While the law provides for the above exceptions, it is strongly recommended that
employers who are uncertain whether it is able to deny a request for reasonable
accommodations seek out legal advice to ensure that the response is within the
law’s requirements.
Are Employers Required to Notify Employees About the New Changes?
In short, yes.
The New York City Commission on Human Rights (the “Commission”) is expected to
determine the form and manner of the notice, but employers will be required to
provide employees with written notice regarding their right to be free from discrimination
related to pregnancy, childbirth or related medical conditions. This notice
must be provided to all new employees upon commencement of employment, as well
as to existing employees within 120 days after the effective date of the new law.
The new law also strongly suggests that employers should post the notice conspicuously
in the workplace.
The Commission is expected to develop courses of instruction and other public
education efforts to help educate employers, employees, and job applicants about
their rights and responsibilities under the new law.
Aren’t There Other Laws that Prohibit Pregnancy Discrimination? What Makes This Law Different?
Existing Federal laws, such as the Pregnancy Discrimination Act (“PDA”) and Americans
with Disabilities Act (“ADA”), as well as the New York State Human Rights Law,
do not require reasonable accommodations based on pregnancy absent an accompanying
disability.
The PDA prohibits employers from discriminating on the basis of pregnancy itself.
Further, the ADA only applies where complications arising from or related
to a pregnancy causes a physical impairment that rises to the level set forth in
the law, which is significantly more onerous for an employee to demonstrate. Only
then will the ADA require the employer to provide reasonable accommodations.
By expressly requiring employers to provide reasonable accommodations to pregnant
women and those with medical conditions related to pregnancy and childbirth, the
new NYCHRL does not make pregnancy a disability or require employees to demonstrate
that they suffer from a disability, but rather allows reasonable accommodations
in the same manner as those required as a result of a disability.

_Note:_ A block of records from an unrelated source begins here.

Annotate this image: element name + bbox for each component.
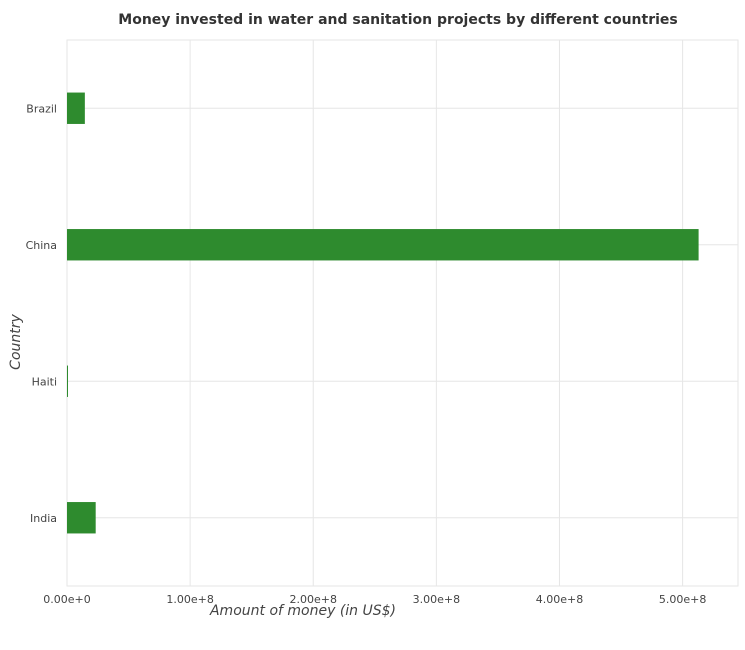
y-tick-labels: Brazil China Haiti India — [26, 102, 57, 525]
bars — [67, 92, 699, 534]
plot-area — [66, 39, 739, 587]
bar-brazil — [67, 92, 85, 124]
x-tick-labels: 0.00e+0 1.00e+8 2.00e+8 3.00e+8 4.00e+8 5.00e… — [43, 593, 706, 606]
y-tick-label: China — [26, 239, 57, 252]
x-tick-label: 3.00e+8 — [413, 593, 460, 606]
y-tick-label: Brazil — [26, 102, 57, 115]
x-tick-label: 1.00e+8 — [166, 593, 213, 606]
y-tick-label: India — [30, 512, 57, 525]
y-axis-label: Country — [8, 313, 24, 369]
x-tick-label: 4.00e+8 — [536, 593, 583, 606]
x-tick-label: 0.00e+0 — [43, 593, 90, 606]
y-tick-label: Haiti — [32, 375, 57, 388]
x-tick-label: 5.00e+8 — [659, 593, 706, 606]
bar-china — [67, 229, 699, 261]
bar-haiti — [67, 365, 68, 397]
x-tick-label: 2.00e+8 — [289, 593, 336, 606]
x-axis-label: Amount of money (in US$) — [209, 603, 396, 619]
chart-title: Money invested in water and sanitation p… — [118, 12, 677, 28]
grid — [66, 39, 739, 587]
bar-india — [67, 502, 96, 534]
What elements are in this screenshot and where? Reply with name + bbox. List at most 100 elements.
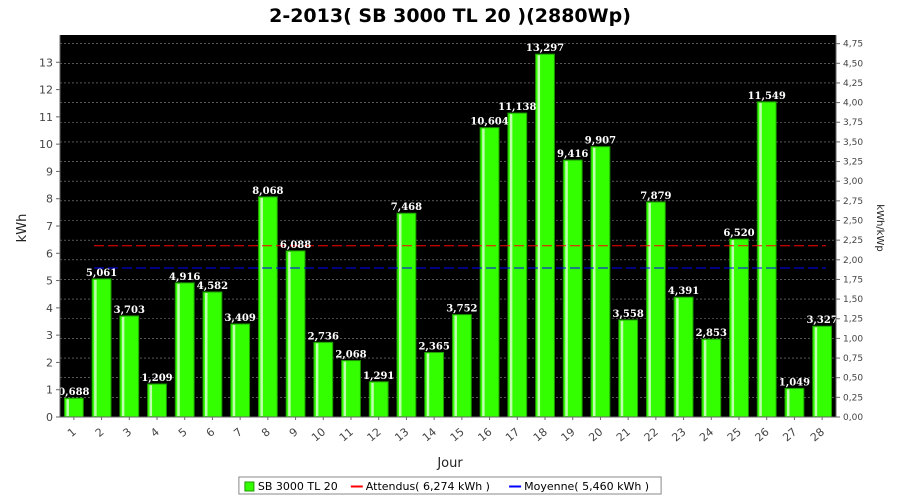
data-label: 13,297 [526,43,564,54]
x-axis-label: Jour [436,456,463,471]
data-label: 3,558 [612,309,643,320]
bar-highlight [676,298,679,416]
x-tick-label: 7 [231,425,245,439]
legend-label: SB 3000 TL 20 [258,480,338,493]
data-label: 4,916 [169,272,200,283]
data-label: 9,907 [585,136,616,147]
bar-highlight [399,214,402,416]
x-tick-label: 24 [697,425,716,444]
bar-highlight [814,327,818,416]
bar-highlight [703,340,707,416]
y-right-tick-label: 0,25 [843,393,863,403]
y-tick-label: 6 [46,247,53,260]
data-label: 3,409 [224,313,255,324]
data-label: 2,853 [696,328,727,339]
y-tick-label: 2 [46,356,53,369]
x-tick-label: 16 [475,425,494,444]
data-label: 1,291 [363,371,394,382]
x-tick-label: 21 [614,425,633,444]
x-tick-label: 11 [337,425,356,444]
legend: SB 3000 TL 20 Attendus( 6,274 kWh ) Moyenn… [238,476,662,495]
bar-highlight [315,343,319,416]
y-tick-label: 8 [46,193,53,206]
y-axis-right-label: kWh/kWp [874,204,885,251]
y-tick-label: 12 [39,84,53,97]
bar-highlight [343,361,347,416]
data-label: 11,138 [498,102,536,113]
data-label: 7,879 [640,191,671,202]
y-right-tick-label: 3,25 [843,158,863,168]
y-tick-label: 11 [39,111,53,124]
data-label: 2,068 [335,350,366,361]
bar-highlight [620,320,624,416]
bar-highlight [121,316,125,416]
x-tick-label: 20 [586,425,605,444]
bar-highlight [565,161,568,416]
bar-highlight [260,197,263,416]
data-label: 3,703 [114,305,145,316]
x-tick-label: 15 [448,425,467,444]
chart-title: 2-2013( SB 3000 TL 20 )(2880Wp) [269,5,631,27]
y-right-tick-label: 1,00 [843,334,863,344]
bar-highlight [731,240,735,416]
y-tick-label: 4 [46,302,53,315]
data-label: 0,688 [58,387,89,398]
x-tick-label: 6 [204,425,218,439]
legend-box [238,476,662,495]
data-label: 3,752 [446,304,477,315]
y-tick-label: 5 [46,275,53,288]
bar-highlight [205,292,208,416]
y-right-tick-label: 4,25 [843,79,863,89]
y-tick-label: 13 [39,56,53,69]
y-right-tick-label: 3,50 [843,138,863,148]
data-label: 2,736 [308,331,339,342]
y-right-tick-label: 1,50 [843,295,863,305]
data-label: 9,416 [557,149,588,160]
x-tick-label: 25 [725,425,744,444]
x-tick-label: 19 [559,425,578,444]
y-tick-label: 10 [39,138,53,151]
bar-highlight [648,203,651,416]
y-right-tick-label: 2,50 [843,216,863,226]
x-tick-label: 17 [503,425,522,444]
y-right-tick-label: 4,50 [843,59,863,69]
y-tick-label: 9 [46,165,53,178]
bar-highlight [787,389,790,416]
data-label: 2,365 [418,341,449,352]
x-tick-label: 26 [753,425,772,444]
y-tick-label: 7 [46,220,53,233]
data-label: 6,520 [723,228,754,239]
x-tick-label: 10 [309,425,328,444]
bar-highlight [482,128,485,416]
y-right-tick-label: 0,50 [843,374,863,384]
data-label: 4,582 [197,281,228,292]
bar-highlight [288,251,291,416]
bars [63,53,833,418]
x-tick-label: 8 [259,425,273,439]
y-tick-label: 3 [46,329,53,342]
bar-highlight [66,399,69,416]
bar-highlight [509,114,513,417]
y-right-tick-label: 4,75 [843,40,863,50]
bar-highlight [371,382,374,416]
y-right-tick-label: 2,25 [843,236,863,246]
y-right-tick-label: 3,00 [843,177,863,187]
legend-swatch [244,481,255,492]
y-right-tick-label: 2,75 [843,197,863,207]
bar-highlight [149,385,153,416]
y-right-tick-label: 1,75 [843,275,863,285]
x-tick-label: 9 [287,425,301,439]
y-right-tick-label: 4,00 [843,99,863,109]
y-right-tick-label: 0,00 [843,413,863,423]
data-label: 3,327 [806,315,837,326]
y-right-tick-label: 1,25 [843,315,863,325]
x-tick-label: 2 [93,425,107,439]
x-tick-label: 13 [392,425,411,444]
data-label: 7,468 [391,202,422,213]
data-label: 10,604 [470,117,508,128]
x-tick-label: 18 [531,425,550,444]
legend-label: Moyenne( 5,460 kWh ) [524,480,649,493]
x-tick-label: 23 [669,425,688,444]
legend-label: Attendus( 6,274 kWh ) [366,480,490,493]
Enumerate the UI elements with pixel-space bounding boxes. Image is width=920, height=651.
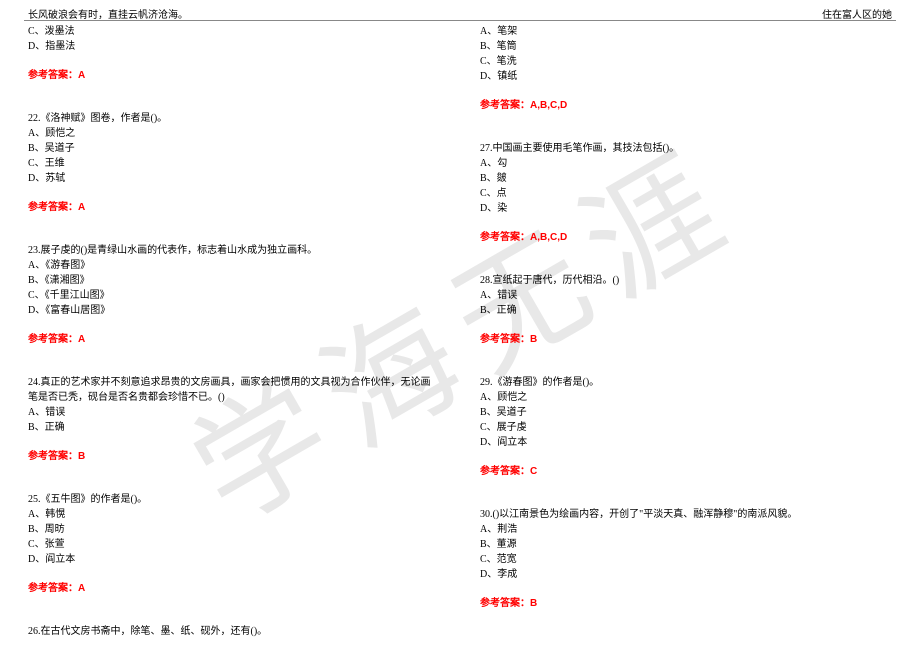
q28-option-b: B、正确 bbox=[480, 303, 892, 318]
q30-option-a: A、荆浩 bbox=[480, 522, 892, 537]
q21-option-c: C、泼墨法 bbox=[28, 24, 440, 39]
q30-answer: 参考答案：B bbox=[480, 596, 892, 611]
q24-option-a: A、错误 bbox=[28, 405, 440, 420]
q23-stem: 23.展子虔的()是青绿山水画的代表作，标志着山水成为独立画科。 bbox=[28, 243, 440, 258]
page-header: 长风破浪会有时，直挂云帆济沧海。 住在富人区的她 bbox=[28, 6, 892, 21]
q25-option-b: B、周昉 bbox=[28, 522, 440, 537]
q26-option-d: D、镇纸 bbox=[480, 69, 892, 84]
q30-option-d: D、李成 bbox=[480, 567, 892, 582]
q23-option-d: D、《富春山居图》 bbox=[28, 303, 440, 318]
q28-answer: 参考答案：B bbox=[480, 332, 892, 347]
q25-option-c: C、张萱 bbox=[28, 537, 440, 552]
q27-option-c: C、点 bbox=[480, 186, 892, 201]
q25-stem: 25.《五牛图》的作者是()。 bbox=[28, 492, 440, 507]
q26-stem: 26.在古代文房书斋中，除笔、墨、纸、砚外，还有()。 bbox=[28, 624, 440, 639]
q25-answer: 参考答案：A bbox=[28, 581, 440, 596]
left-column: C、泼墨法 D、指墨法 参考答案：A 22.《洛神赋》图卷，作者是()。 A、顾… bbox=[28, 24, 440, 641]
q25-option-a: A、韩愰 bbox=[28, 507, 440, 522]
header-right: 住在富人区的她 bbox=[822, 6, 892, 21]
q22-option-a: A、顾恺之 bbox=[28, 126, 440, 141]
q24-stem: 24.真正的艺术家并不刻意追求昂贵的文房画具，画家会把惯用的文具视为合作伙伴，无… bbox=[28, 375, 440, 405]
q26-option-a: A、笔架 bbox=[480, 24, 892, 39]
q28-stem: 28.宣纸起于唐代，历代相沿。() bbox=[480, 273, 892, 288]
q29-stem: 29.《游春图》的作者是()。 bbox=[480, 375, 892, 390]
q29-option-a: A、顾恺之 bbox=[480, 390, 892, 405]
right-column: A、笔架 B、笔筒 C、笔洗 D、镇纸 参考答案：A,B,C,D 27.中国画主… bbox=[480, 24, 892, 641]
q27-answer: 参考答案：A,B,C,D bbox=[480, 230, 892, 245]
q23-option-a: A、《游春图》 bbox=[28, 258, 440, 273]
q30-option-c: C、范宽 bbox=[480, 552, 892, 567]
q28-option-a: A、错误 bbox=[480, 288, 892, 303]
q21-option-d: D、指墨法 bbox=[28, 39, 440, 54]
content-area: C、泼墨法 D、指墨法 参考答案：A 22.《洛神赋》图卷，作者是()。 A、顾… bbox=[28, 24, 892, 641]
q22-option-b: B、吴道子 bbox=[28, 141, 440, 156]
q24-answer: 参考答案：B bbox=[28, 449, 440, 464]
q23-option-b: B、《潇湘图》 bbox=[28, 273, 440, 288]
q26-answer: 参考答案：A,B,C,D bbox=[480, 98, 892, 113]
q30-option-b: B、董源 bbox=[480, 537, 892, 552]
q27-stem: 27.中国画主要使用毛笔作画，其技法包括()。 bbox=[480, 141, 892, 156]
q29-option-d: D、阎立本 bbox=[480, 435, 892, 450]
q27-option-d: D、染 bbox=[480, 201, 892, 216]
q22-answer: 参考答案：A bbox=[28, 200, 440, 215]
q22-option-d: D、苏轼 bbox=[28, 171, 440, 186]
q27-option-a: A、勾 bbox=[480, 156, 892, 171]
q25-option-d: D、阎立本 bbox=[28, 552, 440, 567]
q22-option-c: C、王维 bbox=[28, 156, 440, 171]
header-rule bbox=[24, 20, 896, 21]
q29-option-b: B、吴道子 bbox=[480, 405, 892, 420]
q26-option-c: C、笔洗 bbox=[480, 54, 892, 69]
q29-option-c: C、展子虔 bbox=[480, 420, 892, 435]
header-left: 长风破浪会有时，直挂云帆济沧海。 bbox=[28, 6, 188, 21]
q29-answer: 参考答案：C bbox=[480, 464, 892, 479]
q30-stem: 30.()以江南景色为绘画内容，开创了"平淡天真、融浑静穆"的南派风貌。 bbox=[480, 507, 892, 522]
q22-stem: 22.《洛神赋》图卷，作者是()。 bbox=[28, 111, 440, 126]
q26-option-b: B、笔筒 bbox=[480, 39, 892, 54]
q24-option-b: B、正确 bbox=[28, 420, 440, 435]
q27-option-b: B、皴 bbox=[480, 171, 892, 186]
q23-option-c: C、《千里江山图》 bbox=[28, 288, 440, 303]
q23-answer: 参考答案：A bbox=[28, 332, 440, 347]
q21-answer: 参考答案：A bbox=[28, 68, 440, 83]
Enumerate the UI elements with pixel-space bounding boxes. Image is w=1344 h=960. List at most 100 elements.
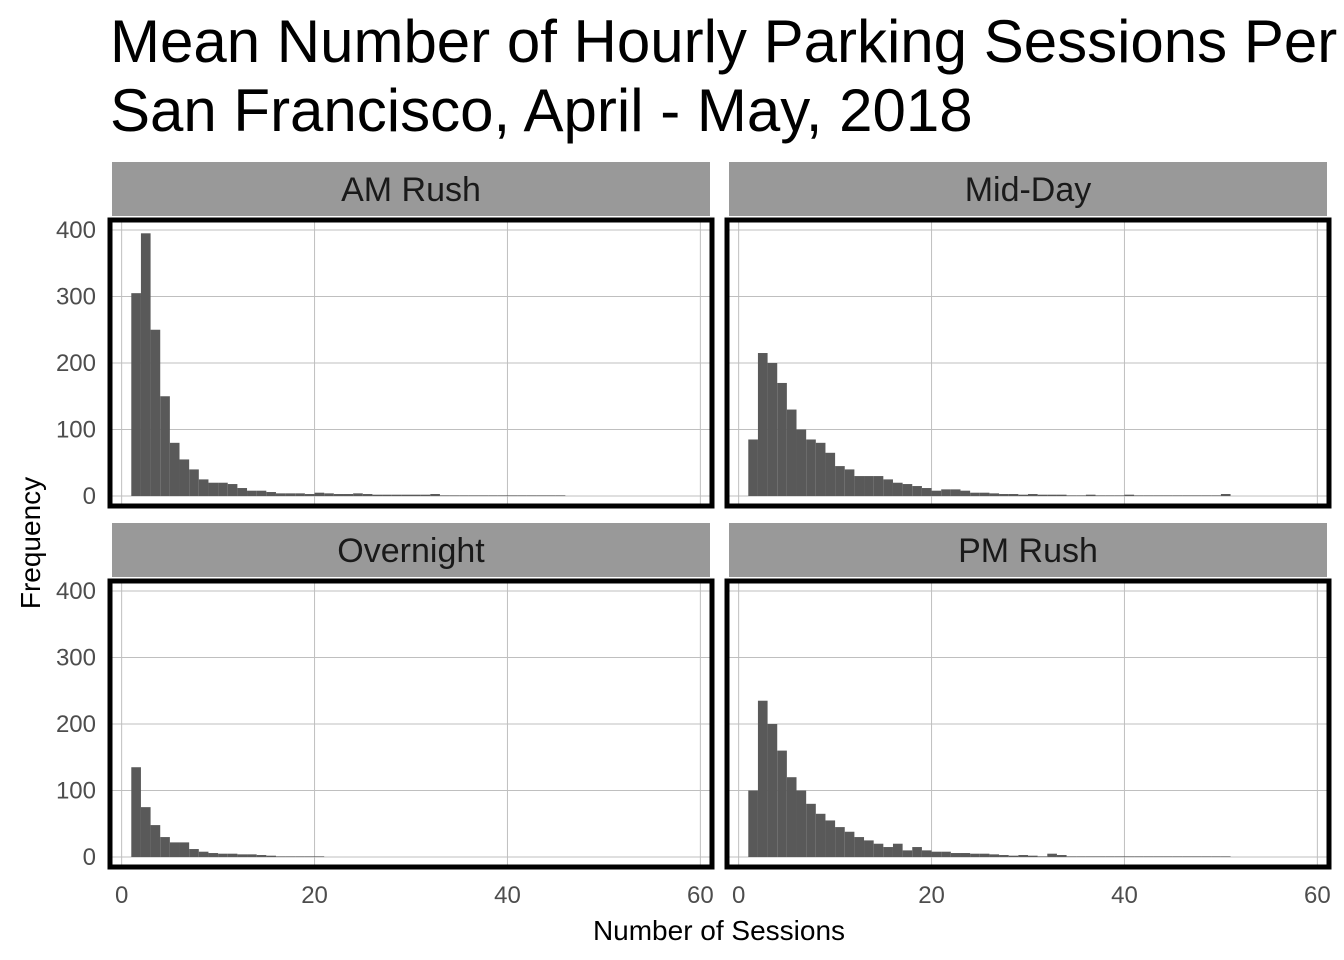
histogram-bar (497, 495, 508, 497)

What do I do if my Employer Violates the Law?
An employee who suffers discrimination in violation of the law or is denied reasonable
accommodations covered by the law has two options: she can either file a complaint
with the Commission, who will investigate and determine what it believes are the
appropriate actions to take, ranging from forced re-hiring to back wages; or the
employee can file a civil action in court seeking damages related to the employment
action.
Under either circumstance, having the advice and assistance of legal counsel can
both alleviate the burden on employees and also increase the chances of recovering
against an employer who has acted unlawfully.
As an Employer, What Should I do to Prepare for Implementation of the Law?
Employers who are covered by the law should immediately take steps to review standard
policies and practices to ensure that they are or will be in compliance with the
amended NYCHRL. It would be wise for employers to:
•Begin
creating a procedure for notifying existing employees of the change in the law;
•Monitor
the Commission’s website regularly to see if it has released a model written notice
to be distributed to employees, and if it has not been released before January
30, 2014, prepare its own notice to be distributed to employees;
•Review
and update polices and procedures for 1) employees requesting reasonable accommodations;
and 2) how such requests are reviewed internally.
•Train
managers on how they should handle accommodation requests and other employment
issues related to pregnancy, ensuring that managers are aware that some requests
for “reasonable accommodation” require a decision on the spot and know how to handle
them.
In addition to reviewing your company’s general policies and practices, employers
should review the status and requests of all employees that they know are pregnant
or who were recently pregnant, and ensure that reasonable accommodations are provided
to such employees, to the extent they are not already being provided.